Hotel Detail & Room Experience — The detail page opens with a full-bleed hero image of the property, followed by the hotel name, location, and star rating. Common facilities (AC, restaurant, swimming pool, 24-hour front desk) are displayed as scannable icon chips. A collapsible description and embedded map with an "Open Map" link sit below. Reviews from real guests with ratings are shown inline, alongside a "Recommendation" section that suggests similar properties — keeping users in the app instead of bouncing to compare. The Room Detail screen introduces a 360°/VR-style walkthrough with labeled hotspots (Bathroom, Living Room) that show amenity details on tap. The "Request to Book" screen captures dates, guest count, and payment method (FastPayz integration) with a fully transparent price breakdown — nightly rate, cleaning fee, service fee, and total — visible before the user hits "Checkout."

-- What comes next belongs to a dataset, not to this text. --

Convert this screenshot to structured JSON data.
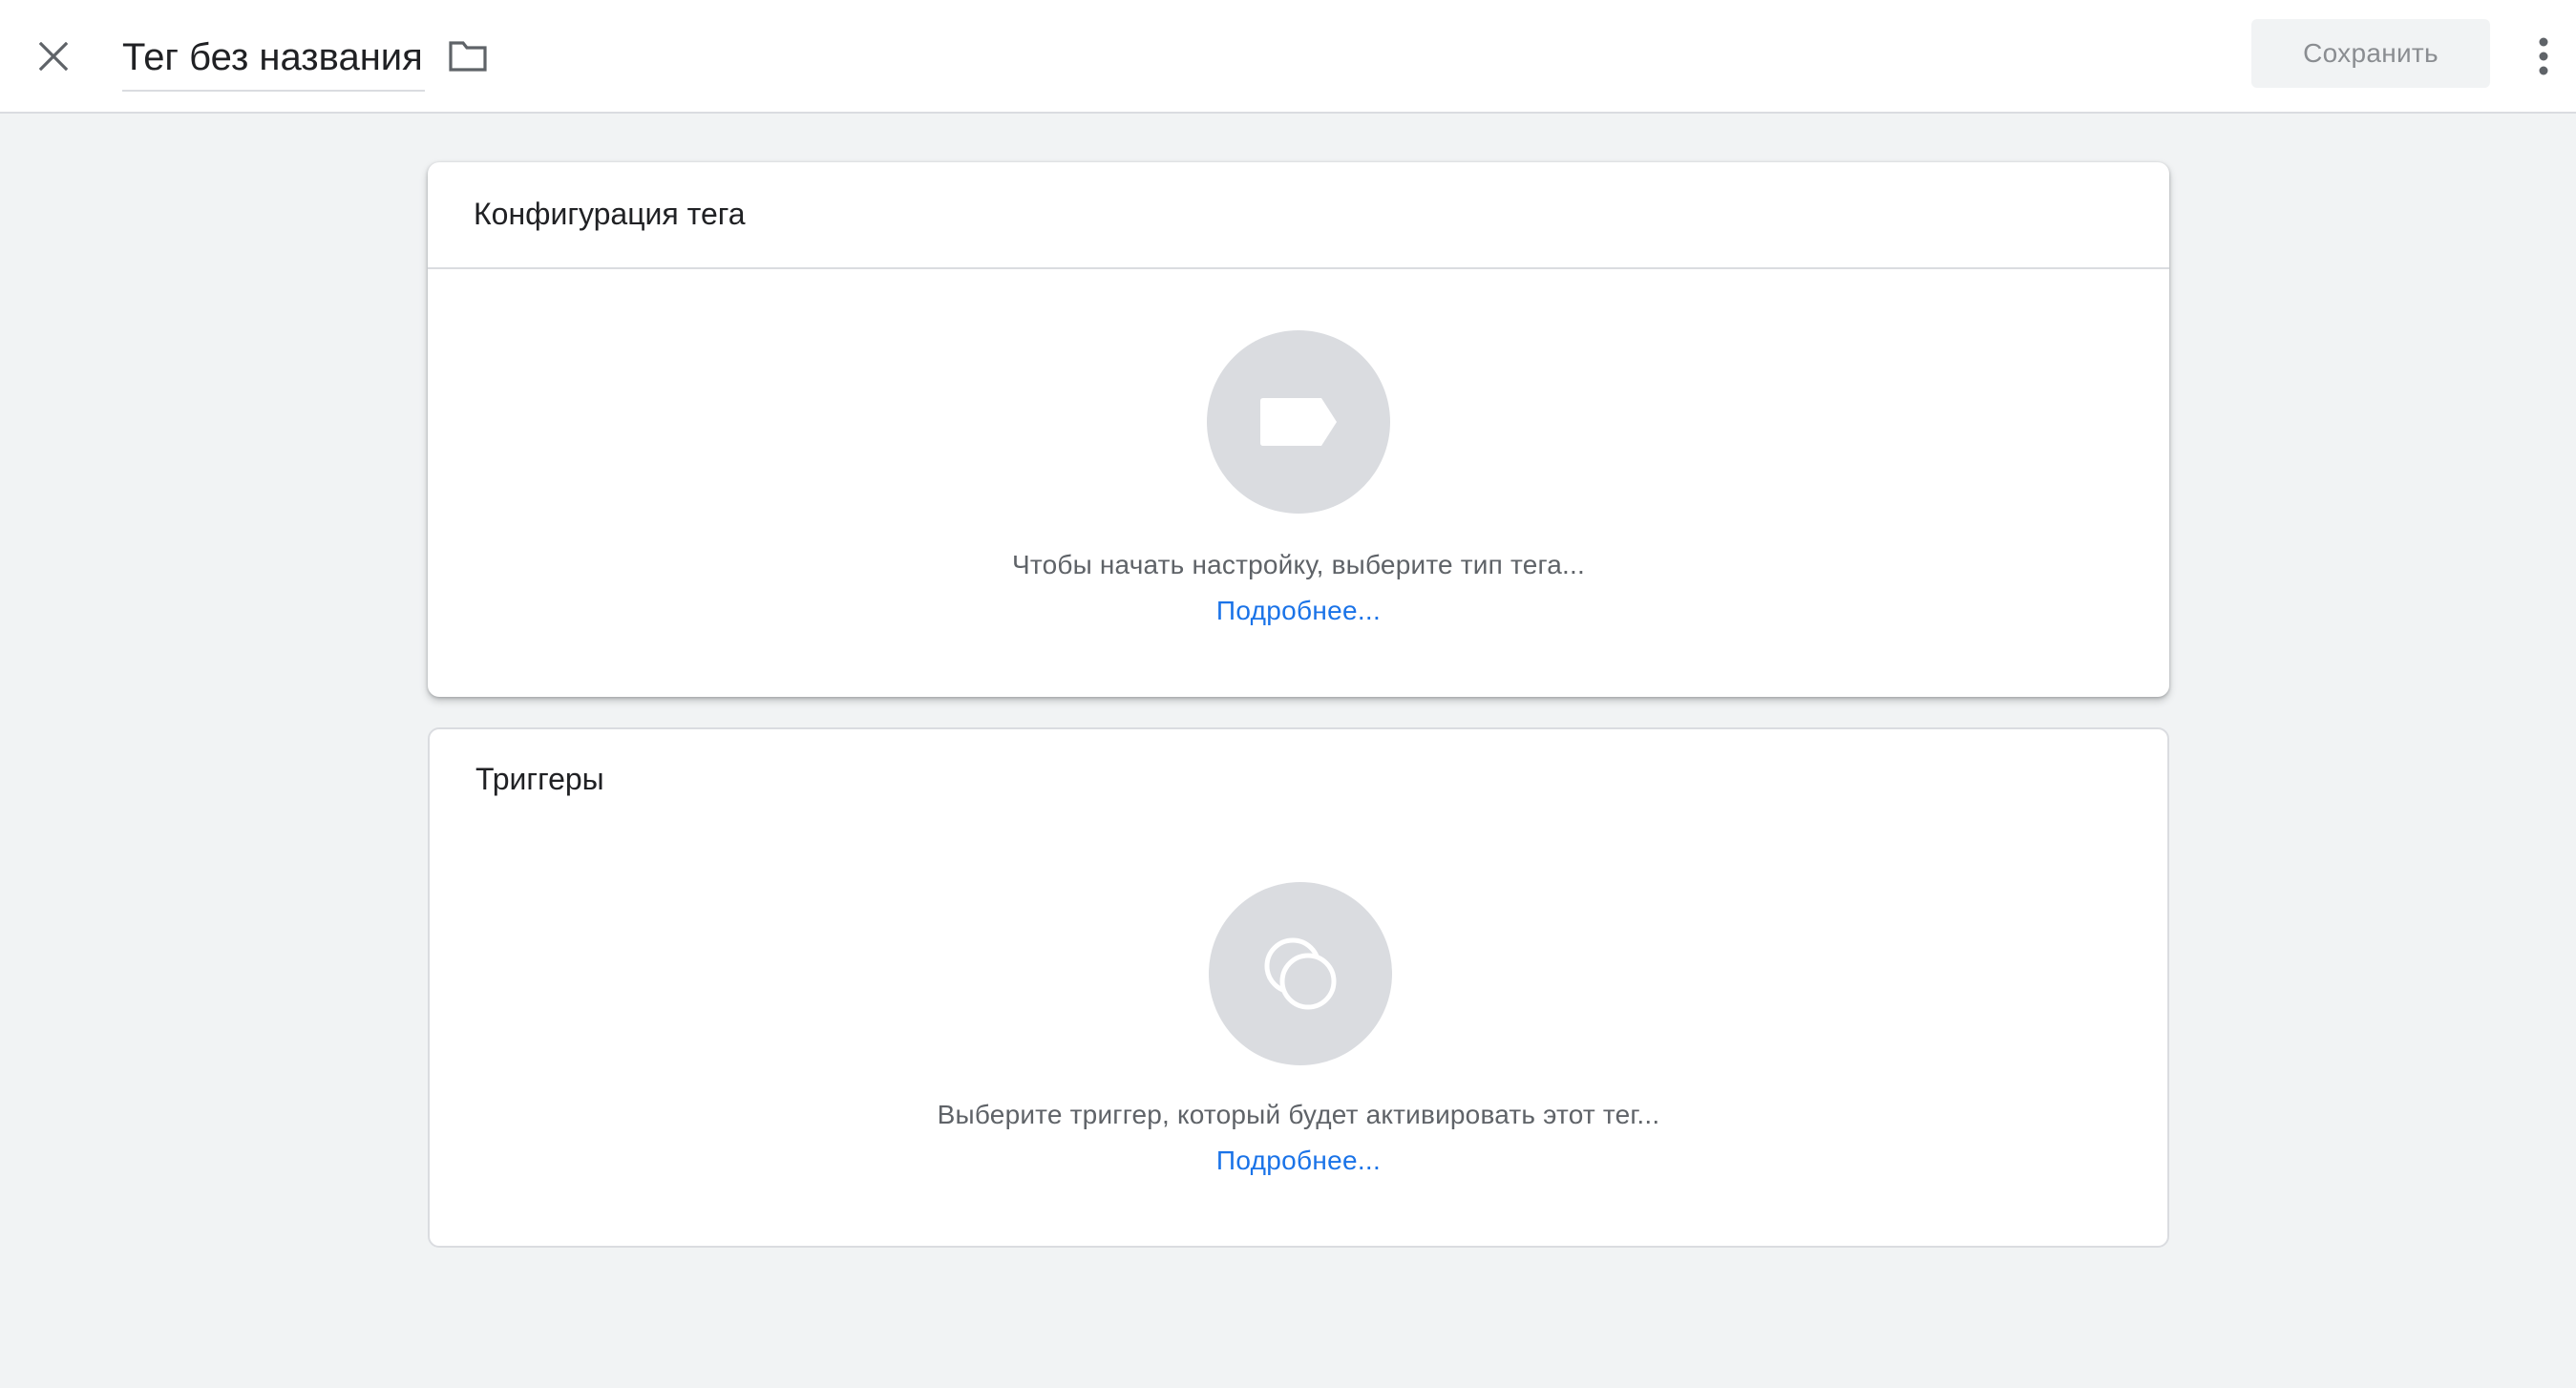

Booking & Checkout — The checkout screen consolidates the full booking summary into a single view: hotel thumbnail with rating, nightly rate, booking details (dates, guests, room type, phone), and a clear price breakdown with admin fee and total. A promo code selector opens a bottom sheet with available coupons (cashback, percentage discounts) — adding a value moment right before payment. The payment flow supports multiple methods through a clean bottom sheet (Mastercard, Visa, add debit card) and includes a dedicated "Add New Card" screen with a live card preview that updates as users type. The final "Confirm and Pay" CTA leads to a confirmation screen with a green checkmark — providing immediate visual reassurance that the booking is complete. Every screen in this flow was designed to keep the user moving forward with zero ambiguity about what they're paying.


The Complete Experience

Outcome
92%
Task Completion Rate
4 Steps
Booking Flow (Down From 8)
-60%
Search Screen Cognitive Load
15+
Screens Designed & Prototyped
The Grand Hotel app was delivered as a production-ready design system with a fully interactive Figma prototype covering the complete booking journey — from onboarding to post-booking confirmation. Usability testing with 8 participants validated the simplified flow: 92% completed a booking on their first attempt without guidance, and average time-to-book was under 90 seconds. The guest checkout approach proved its value — 7 out of 8 test participants completed the booking without hesitation, and 5 voluntarily created accounts post-booking when offered the "save for faster checkout" prompt. The transparent pricing model received the strongest qualitative feedback, with multiple participants specifically calling out that they "knew exactly what they were paying" before hitting confirm. The client has since moved into development, using the design system and prototype as the primary build reference.